Ainsi, se méfiant des grilles de lecture externes que certains désireraient plaquer de force pour analyser ce médium tant aimé, il s’oppose à cette approche qui réduirait la bande dessinée à un marchepied vers les pensés « vrais livres ». Il discute donc en partie, dans un geste cohérent, le travail engagé par Gérard Blanchard dans La Bande dessinée, histoire des histoires en images de la préhistoire à nos jours, qui cherche à la bande dessinée des ancêtres dont la gloire rejaillirait sur elle.
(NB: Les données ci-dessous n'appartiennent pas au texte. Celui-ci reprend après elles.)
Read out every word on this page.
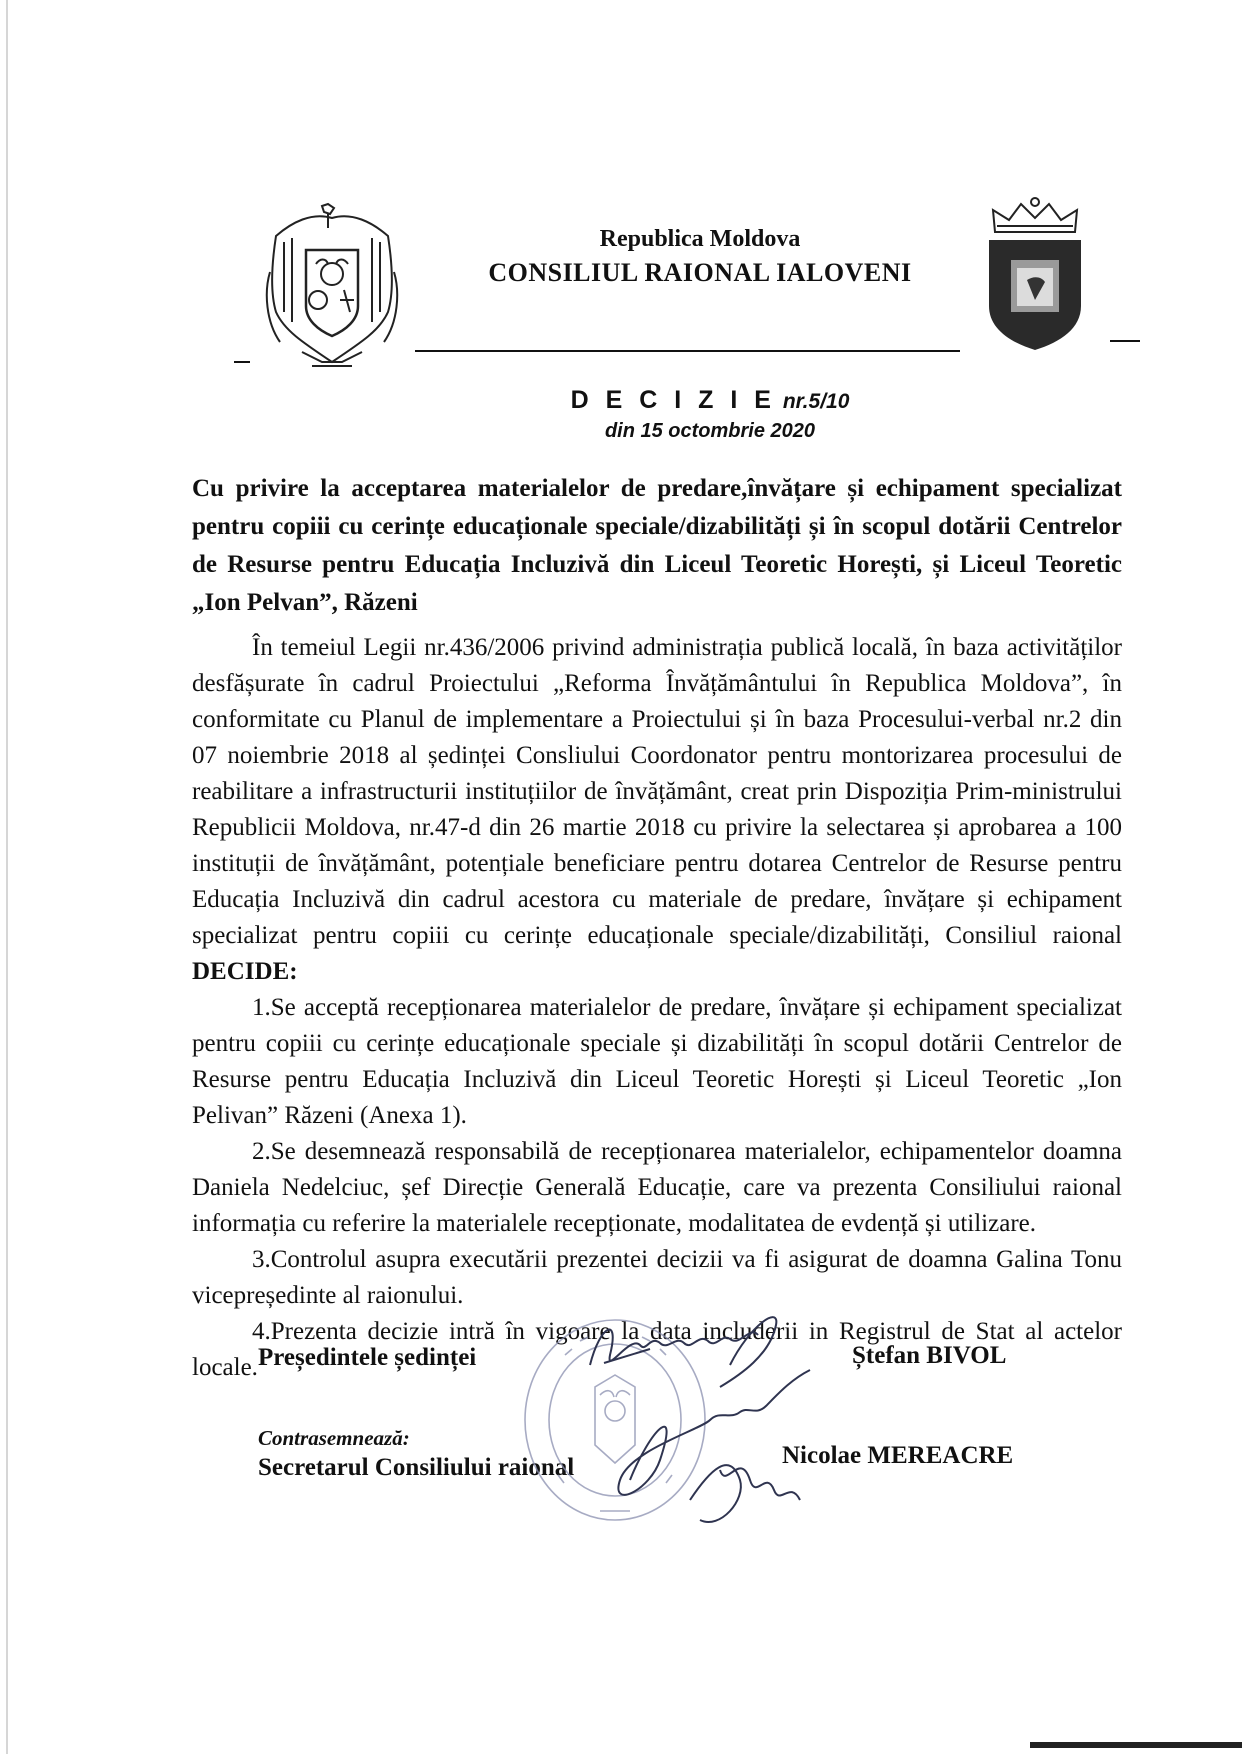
Republica Moldova
CONSILIUL RAIONAL IALOVENI
D E C I Z I E nr.5/10
din 15 octombrie 2020
Cu privire la acceptarea materialelor de predare,învățare și echipament specializat pentru copiii cu cerințe educaționale speciale/dizabilități și în scopul dotării Centrelor de Resurse pentru Educația Incluzivă din Liceul Teoretic Horești, și Liceul Teoretic „Ion Pelvan”, Răzeni

În temeiul Legii nr.436/2006 privind administrația publică locală, în baza activităților desfășurate în cadrul Proiectului „Reforma Învățământului în Republica Moldova”, în conformitate cu Planul de implementare a Proiectului și în baza Procesului-verbal nr.2 din 07 noiembrie 2018 al ședinței Consliului Coordonator pentru montorizarea procesului de reabilitare a infrastructurii instituțiilor de învățământ, creat prin Dispoziția Prim-ministrului Republicii Moldova, nr.47-d din 26 martie 2018 cu privire la selectarea și aprobarea a 100 instituții de învățământ, potențiale beneficiare pentru dotarea Centrelor de Resurse pentru Educația Incluzivă din cadrul acestora cu materiale de predare, învățare și echipament specializat pentru copiii cu cerințe educaționale speciale/dizabilități, Consiliul raional DECIDE:

1.Se acceptă recepționarea materialelor de predare, învățare și echipament specializat pentru copiii cu cerințe educaționale speciale și dizabilități în scopul dotării Centrelor de Resurse pentru Educația Incluzivă din Liceul Teoretic Horești și Liceul Teoretic „Ion Pelivan” Răzeni (Anexa 1).

2.Se desemnează responsabilă de recepționarea materialelor, echipamentelor doamna Daniela Nedelciuc, șef Direcție Generală Educație, care va prezenta Consiliului raional informația cu referire la materialele recepționate, modalitatea de evdență și utilizare.

3.Controlul asupra executării prezentei decizii va fi asigurat de doamna Galina Tonu vicepreședinte al raionului.

4.Prezenta decizie intră în vigoare la data includerii in Registrul de Stat al actelor locale. Președintele ședinței	Ștefan BIVOL
Contrasemnează:
Secretarul Consiliului raional	Nicolae MEREACRE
Sans parler de cette vive éclaboussure et sans dire non plus que ce travail légitimerait moins qu’il ne saperait, Benoît Peeters considère que ce regard ne rend pas suffisamment compte des spécificités du 9e art. 

Cette réflexion sur la légitimation par des ancêtres et la littérarisation du médium, appelé tantôt « roman en BD » et « roman graphique », – dernière appellation qui, sans nourrir une hostilité de sa part, lui apparaît illusoire -, a conduit pour terminer Benoît Peeters à penser les relations de la bande dessinée franco-belge à la bande dessinée des comics et des mangas, qu’il a défendues comme des sœurs injustement séparées, ce qui ne l’a pas empêché de défendre leurs singularités, qu’il estime non pas clivantes mais fabuleusement enrichissantes. 

Son cours au Collège de France aura visiblement cette couleur, nourrie au chatoiement de voix multiples de chercheurs & chercheuses invitées à venir s’exprimer sur le sujet, heureuse promesse, qui a résonné aussi comme une déclaration amoureuse : reconnaissant en effet qu’il avait pu s’éloigner quelquefois, durant ses études, de la bande dessinée, Benoît Peeters a moins conclu sa leçon qu’il ne l’a ouverte en disant, s’associant là au regard plein de tendresse de Swann, que si la bande dessinée, comme Odette, n’avait probablement jamais été son genre, il l’avait toujours aimée.